Khaled returns home to Alexandria, Egypt to find himself in "Microphone."
Microphone
(Director: Ahmad Abdalla)
This year’s VIFF seems to be heavily courting the theme of music as a vehicle for sociopolitical change in repressed regions of the world. As is the case in “Checkpoint Rock” and “Kinshasa Symphony,” Egyptian writer-director Ahmad Abdalla’s “Microphone” features musicians whose songs stand as their only weapon against the tyranny imposed upon them by a hypocritical government. Recently returned from America, Khaled Abol Naga (playing himself, or someone similar) finds a new purpose in his native Alexandria by organizing a concert featuring local underground musical acts, mending his broken heart in the process.

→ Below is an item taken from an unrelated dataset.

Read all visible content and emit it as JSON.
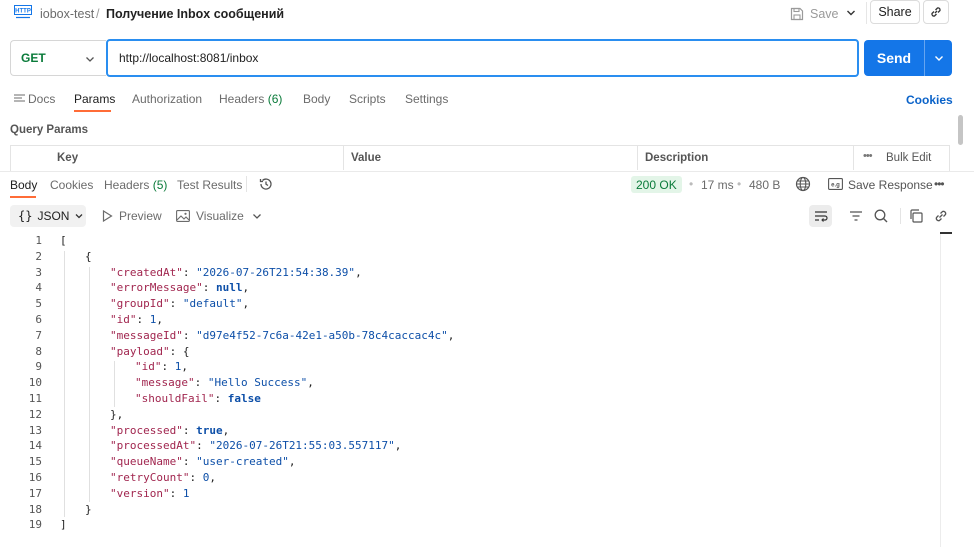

“Microphone” shares much of the same problems found in “Checkpoint Rock,” though I preferred the latter film’s focus and brevity. Instead of presenting the social conflicts more directly and illustrating how the characters deal with them, Abdalla decides to leave it pretty well entirely to the music. The multitudinous jam session sequences end up have a debilitating effect on the message and cause “Microphone” to meander across its two-hour running time. Abdalla’s efforts to blend the documentary format with a fictional story provoke neat philosophical questions about art’s place in a society where freedom of expression is heavily regulated and vastly underfunded, but since he’s unwilling to place his characters wholly within either reality or representation, the experiment comes up shy of the intensely observed resolution it desperately needs.
Recommendation: Avoid.
ALTITUDE looked quite fun when the trailer hit over here but, having said that, it’s also one of those films that you can easily imagine being a turkey. One to check on DVD then perhaps?
I’d probably lend it a 2 1/2 star rating, which generally means it’s a film I’m glad I watched once but probably wouldn’t watch again. The direction is quite good.
I loved Altitude. It’s hokey as all get out, and I could have done without the giant space octopus, but the story and characters carry it past both that and the technical impossibilities. I was in suspense the whole time about whether their demise would be due to fuel exhaustion, CFIT, loss of aircraft control, or just killing one another in fury inside the aircraft. And in the end something totally different happened.